In this regard I would, however, object to one of the last myth that resists, i.e. that Vasari's Lives in the hands of El Greco have been donated by Zuccari during the stay of the latter in Toledo in 1586. The (undeniable) fact that Zuccari and El Greco were both in Toledo in 1586 is fixed with certainty by Salas; however, it does not in any way imply that there has been a gift. First of all, I am convinced that if there had been a gift, something would be written in the sample in question (for example, a thank you message, or even a confirmation by Zuccari of the originality of his own notes, which was certified only by El Greco). Let us above all consider that it is not at all certain that the two had not previously met in Italy; or, perhaps more likely, it is possible that the sample belonged to one of Zuccari’s disciples, who followed him in Spain and remained there afterwards (for example, Bartolomeo Carducci). There is no other source, moreover, stating a particular esteem or friendship between Zuccari and El Greco. The truth is that there is no prove in this respect.

Personally (and I hope to be able to write on it in the future) I am convinced that Zuccari’s most significant note to Vasari (the one in which he told of his brother Taddeo who, on the way back to San Vado, had hallucinations and confused stones in the bed of a river for works of Polidoro and Raphael) may be very early, perhaps in the early 1570s. What is certain is that it was part of a strategy: on the one hand, Zuccari wanted to revenge himself against Vasari, guilty of the failure to transpose the indications given him by Federico about Taddeo; on the other hand, he wanted to promote the image of his brother, but, ultimately of his family, which Federico declined for at least twenty years and had a perfect visual match in a drawing (no. 14) now in the Getty Museum Collection and dated, hypothetically, in the last decade of the century [4]:   Taddeo's Hallucination (Getty Museum)


An imprecision

Finally, I would like to signal an inaccuracy (which, of course, in no way detracts from the strengths of the excellent work of the authors). At page 340, it is attributed to El Greco a correction according to which the term gratioso (gracious) is to be replaced with gradito (well accepted). We are in volume III, p. 941, in the section devoted to the description of the apparatus for the wedding of Francesco de' Medici and Giovanna of Austria, in a section which – as we know since the early twentieth century – was not written by Vasari, but by Giovan Battista Cini. That correction is not by El Greco. In fact, it is identical for calligraphy in all copies of the Giuntina I have seen. It is therefore an 'editorial postscript ', probably (I would say certainly) made in the woodblock of the page [5], and therefore dates from December 1567, when the printing of the work was completed. To identify these cases is, of course, possible only if one may compare many specimens between each other.


NOTES

[4] See Julian Brooks (editor), Taddeo and Federico Zuccaro. Artist-Brothers in Renaissance Rome, Los Angeles, The J. Paul Getty Museum, 2007, p. 21. 
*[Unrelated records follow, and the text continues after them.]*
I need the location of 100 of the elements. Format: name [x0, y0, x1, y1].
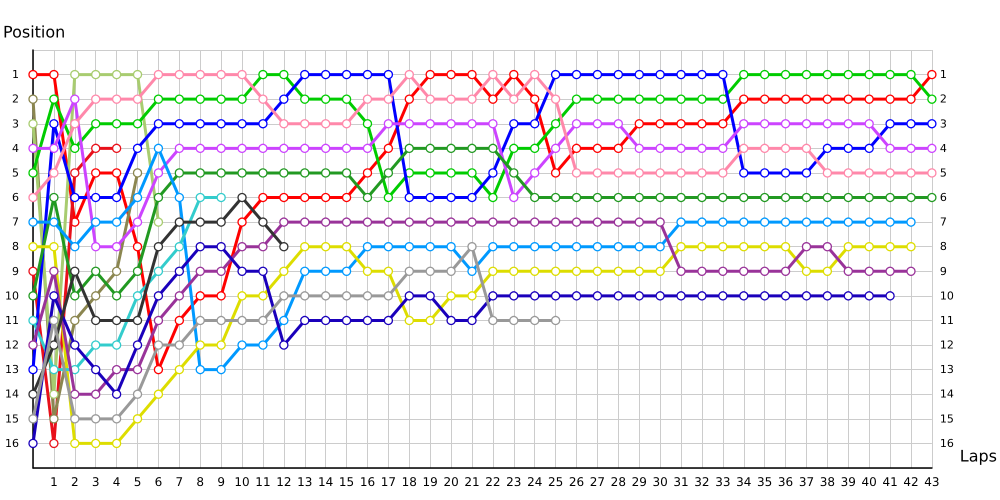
point [112, 144, 122, 153]
point [28, 70, 38, 80]
y-tick-label: 10 [5, 289, 19, 302]
point [426, 291, 435, 301]
y-tick-label: 13 [5, 363, 19, 376]
point [237, 192, 247, 202]
point [927, 70, 937, 80]
y2-tick-label: 10 [940, 289, 954, 302]
point [28, 291, 38, 301]
x-tick-label: 4 [112, 475, 120, 489]
point [572, 192, 582, 202]
x-tick-label: 12 [276, 475, 292, 489]
point [655, 192, 665, 202]
point [300, 192, 310, 202]
point [91, 119, 100, 128]
point [780, 70, 790, 80]
point [384, 144, 394, 153]
point [780, 144, 790, 153]
point [237, 316, 247, 326]
x-tick-label: 10 [234, 475, 250, 489]
point [467, 217, 477, 227]
point [384, 94, 394, 104]
y-tick-label: 12 [5, 338, 19, 352]
point [49, 438, 59, 448]
point [718, 192, 728, 202]
point [802, 266, 812, 276]
point [885, 168, 895, 178]
y-tick-label: 14 [5, 388, 19, 401]
point [530, 192, 540, 202]
x-tick-label: 1 [50, 475, 58, 489]
point [132, 266, 142, 276]
point [822, 119, 832, 128]
point [906, 168, 916, 178]
point [864, 94, 874, 104]
point [112, 438, 122, 448]
point [154, 217, 164, 227]
point [342, 217, 352, 227]
point [572, 70, 582, 80]
point [655, 217, 665, 227]
point [70, 70, 80, 80]
x-tick-label: 6 [154, 475, 162, 489]
point [300, 291, 310, 301]
point [174, 291, 184, 301]
x-tick-label: 20 [443, 475, 459, 489]
point [906, 70, 916, 80]
point [216, 119, 226, 128]
point [488, 94, 498, 104]
point [655, 144, 665, 153]
point [864, 242, 874, 252]
point [780, 119, 790, 128]
point [822, 291, 832, 301]
point [154, 242, 164, 252]
point [592, 217, 602, 227]
y-tick-label: 8 [12, 240, 19, 254]
point [404, 144, 414, 153]
point [572, 94, 582, 104]
point [237, 217, 247, 227]
x-tick-label: 31 [673, 475, 689, 489]
point [196, 168, 205, 178]
point [132, 390, 142, 399]
y2-tick-label: 9 [940, 264, 947, 278]
point [154, 168, 164, 178]
y-tick-label: 7 [12, 216, 19, 229]
point [174, 340, 184, 350]
point [885, 266, 895, 276]
point [321, 94, 330, 104]
point [404, 192, 414, 202]
x-tick-label: 2 [70, 475, 79, 489]
y2-tick-label: 1 [940, 68, 947, 82]
point [697, 291, 707, 301]
point [70, 316, 80, 326]
point [300, 144, 310, 153]
point [196, 242, 205, 252]
point [530, 70, 540, 80]
point [384, 217, 394, 227]
point [174, 70, 184, 80]
point [91, 94, 100, 104]
y2-tick-label: 11 [940, 314, 954, 327]
point [697, 192, 707, 202]
point [426, 144, 435, 153]
x-tick-label: 17 [380, 475, 396, 489]
y-tick-label: 2 [12, 92, 19, 106]
point [509, 217, 518, 227]
point [28, 144, 38, 153]
point [154, 316, 164, 326]
point [530, 316, 540, 326]
point [572, 217, 582, 227]
point [614, 192, 623, 202]
point [885, 217, 895, 227]
point [822, 217, 832, 227]
point [154, 119, 164, 128]
point [258, 94, 268, 104]
point [384, 242, 394, 252]
point [258, 340, 268, 350]
point [488, 192, 498, 202]
point [614, 70, 623, 80]
point [467, 242, 477, 252]
point [592, 70, 602, 80]
point [739, 242, 748, 252]
x-tick-label: 15 [338, 475, 354, 489]
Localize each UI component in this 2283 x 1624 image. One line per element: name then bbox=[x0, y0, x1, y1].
[5] Since, in the past, I reviewed in a very severe manner the commentary by Lucia Collavo on the margin noted of Scamozzi to Vasari, I am here obliged to take formal note that, as far as I know, she was the only one to have noticed this. See Lucia Collavo, L’esemplare dell’edizione giuntina de Le Vite di Giorgio Vasari letto e annotato da Vincenzo Scamozzi in “Saggi e memorie di storia dell’arte”, 29 (2005), p. 60 n. 42.